AMANAH YANG HARUS
KITA PIKUL
إِنَّا عَرَضْنَا الْأَمَانَةَ عَلَى السَّمَوَاتِ وَالْأَرْضِ
وَالْجِبَالِ فَأَبَيْنَ أَنْ يَحْمِلْنَهَا وَأَشْفَقْنَ مِنْهَا وَحَمَلَهَا
الْإِنْسَانُ إِنَّهُ كَانَ ظَلُومًا جَهُولًا
"Sesungguhnya Kami telah mengemukakan amanat kepada langit,
bumi dan gunung-gunung, maka semuanya enggan untuk memikul amanat itu dan
mereka khawatir akan mengkhianatinya, dan dipikullah amanat itu oleh manusia. Sesungguhnya manusia itu amat zalim dan amat bodoh".[TQS Al Ahzab
(33):72]
Tatkala Allah swt menawarkan amanah kepada langit, bumi dan gunung,
ketiganya enggan untuk memikulnya.
Namun, manusia memberanikan dirinya untuk memikul amanah tersebut. Padahal, konsekuensi dari amanah tersebut
sangatlah berat.

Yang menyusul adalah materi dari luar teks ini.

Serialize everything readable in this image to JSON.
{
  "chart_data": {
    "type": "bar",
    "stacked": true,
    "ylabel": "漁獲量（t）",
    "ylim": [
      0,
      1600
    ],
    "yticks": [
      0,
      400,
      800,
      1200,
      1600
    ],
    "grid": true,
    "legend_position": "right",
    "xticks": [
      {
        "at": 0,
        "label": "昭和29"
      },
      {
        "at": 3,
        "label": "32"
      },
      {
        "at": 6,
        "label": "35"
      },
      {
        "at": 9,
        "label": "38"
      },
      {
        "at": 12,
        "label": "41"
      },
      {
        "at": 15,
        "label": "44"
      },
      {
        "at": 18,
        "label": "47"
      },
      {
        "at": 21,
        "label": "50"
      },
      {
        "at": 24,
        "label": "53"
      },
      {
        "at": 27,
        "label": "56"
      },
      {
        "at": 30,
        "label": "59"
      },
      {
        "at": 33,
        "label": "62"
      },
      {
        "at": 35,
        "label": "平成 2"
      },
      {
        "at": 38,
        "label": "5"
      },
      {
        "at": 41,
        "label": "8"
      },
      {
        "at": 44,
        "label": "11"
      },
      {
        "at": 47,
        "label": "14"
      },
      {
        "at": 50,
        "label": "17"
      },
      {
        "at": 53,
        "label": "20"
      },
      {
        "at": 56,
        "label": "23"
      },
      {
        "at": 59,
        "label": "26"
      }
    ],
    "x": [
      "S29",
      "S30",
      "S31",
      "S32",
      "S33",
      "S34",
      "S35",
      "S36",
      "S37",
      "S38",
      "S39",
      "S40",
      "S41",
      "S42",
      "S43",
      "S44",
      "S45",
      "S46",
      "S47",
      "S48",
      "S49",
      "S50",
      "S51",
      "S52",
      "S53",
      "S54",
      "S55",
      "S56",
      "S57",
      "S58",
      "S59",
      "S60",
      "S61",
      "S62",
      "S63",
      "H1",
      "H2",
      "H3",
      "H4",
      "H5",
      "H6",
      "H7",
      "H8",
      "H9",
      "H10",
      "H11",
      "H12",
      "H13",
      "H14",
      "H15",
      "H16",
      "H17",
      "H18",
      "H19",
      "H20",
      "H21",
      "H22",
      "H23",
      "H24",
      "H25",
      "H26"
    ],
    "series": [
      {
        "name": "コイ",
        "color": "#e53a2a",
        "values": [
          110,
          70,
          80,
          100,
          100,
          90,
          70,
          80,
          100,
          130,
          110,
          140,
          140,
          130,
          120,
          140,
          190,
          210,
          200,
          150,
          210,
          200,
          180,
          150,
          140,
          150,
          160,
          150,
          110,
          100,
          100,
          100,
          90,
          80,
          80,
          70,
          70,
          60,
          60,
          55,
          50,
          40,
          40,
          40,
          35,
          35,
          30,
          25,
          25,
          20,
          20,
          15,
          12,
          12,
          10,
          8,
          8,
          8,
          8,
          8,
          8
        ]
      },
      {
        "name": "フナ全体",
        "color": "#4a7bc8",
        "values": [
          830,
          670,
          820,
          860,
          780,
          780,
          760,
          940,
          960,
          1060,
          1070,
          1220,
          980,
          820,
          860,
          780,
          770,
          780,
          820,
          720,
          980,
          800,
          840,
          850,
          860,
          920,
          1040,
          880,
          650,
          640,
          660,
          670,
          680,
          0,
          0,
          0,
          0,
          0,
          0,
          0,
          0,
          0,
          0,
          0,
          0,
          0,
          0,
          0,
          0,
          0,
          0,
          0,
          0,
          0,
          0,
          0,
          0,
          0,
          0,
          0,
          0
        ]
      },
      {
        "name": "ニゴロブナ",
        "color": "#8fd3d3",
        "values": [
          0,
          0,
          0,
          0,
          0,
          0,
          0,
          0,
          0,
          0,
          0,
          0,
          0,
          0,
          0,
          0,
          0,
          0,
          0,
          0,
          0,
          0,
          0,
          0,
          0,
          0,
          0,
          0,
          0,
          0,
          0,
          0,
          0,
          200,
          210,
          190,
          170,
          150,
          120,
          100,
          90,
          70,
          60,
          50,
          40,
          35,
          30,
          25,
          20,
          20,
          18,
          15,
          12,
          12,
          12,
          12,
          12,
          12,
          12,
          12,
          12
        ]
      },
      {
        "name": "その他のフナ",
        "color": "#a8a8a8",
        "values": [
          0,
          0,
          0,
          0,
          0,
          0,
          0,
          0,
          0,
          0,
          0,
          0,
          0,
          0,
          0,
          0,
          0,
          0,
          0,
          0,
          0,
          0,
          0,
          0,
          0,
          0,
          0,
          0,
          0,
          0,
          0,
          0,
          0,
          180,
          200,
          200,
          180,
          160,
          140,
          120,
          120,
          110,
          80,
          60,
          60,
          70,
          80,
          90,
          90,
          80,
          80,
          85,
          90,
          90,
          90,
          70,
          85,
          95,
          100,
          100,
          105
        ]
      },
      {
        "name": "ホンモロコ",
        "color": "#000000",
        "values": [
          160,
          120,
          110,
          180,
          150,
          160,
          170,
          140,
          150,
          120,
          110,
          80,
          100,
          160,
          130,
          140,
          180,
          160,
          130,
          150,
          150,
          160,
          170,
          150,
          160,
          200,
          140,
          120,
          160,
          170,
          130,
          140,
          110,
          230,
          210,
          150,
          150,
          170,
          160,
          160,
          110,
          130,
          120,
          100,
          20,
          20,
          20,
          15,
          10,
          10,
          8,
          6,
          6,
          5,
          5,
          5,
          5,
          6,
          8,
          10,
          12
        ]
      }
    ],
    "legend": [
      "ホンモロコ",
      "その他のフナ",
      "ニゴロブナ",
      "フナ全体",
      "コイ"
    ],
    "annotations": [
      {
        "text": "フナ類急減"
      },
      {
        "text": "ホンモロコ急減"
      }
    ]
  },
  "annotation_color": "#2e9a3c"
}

Amanah itu adalah
hidup sejalan dengan tuntunan Allah swt yang termaktub di dalam al-Quran dan
sunnah. Saking beratnya, gunung akan
hancur berkeping-keping karena takut atas konsekuensinya. Allah swt berfirman, artinya:
لَوْ
أَنْزَلْنَا هَذَا الْقُرْءَانَ عَلَى جَبَلٍ لَرَأَيْتَهُ خَاشِعًا مُتَصَدِّعًا
مِنْ خَشْيَةِ اللَّهِ وَتِلْكَ الْأَمْثَالُ نَضْرِبُهَا لِلنَّاسِ لَعَلَّهُمْ
يَتَفَكَّرُونَ
“Kalau sekiranya Kami menurunkan al-Quran ini kepada sebuah gunung, pasti
kamu akan melihatnya tunduk terpecah belah disebabkan takut kepadaAllah
swt. Perumpamaan-perumpamaan itu Kami
buat untuk manusia supaya mereka berfikir.”[TQS Al-Hasyr (59):21]
Imam Baidlawiy,
sebagaimana dikutip oleh Ali Ash-shabuni, menafsirkan ayat ini sebagai
berikut:´”Seandainya
Kami (Allah) menciptakan akal dan perasaan pada gunung sebagaimana yang telah
Kami ciptakan pada diri manusia, kemudian Kami turunkan Al-Quran di atasnya,
dengan konsekuensi pahala dan siksa, sungguh ia akan tunduk, patuh dan hancur
berkeping-keping karena takut kepada Allah swt.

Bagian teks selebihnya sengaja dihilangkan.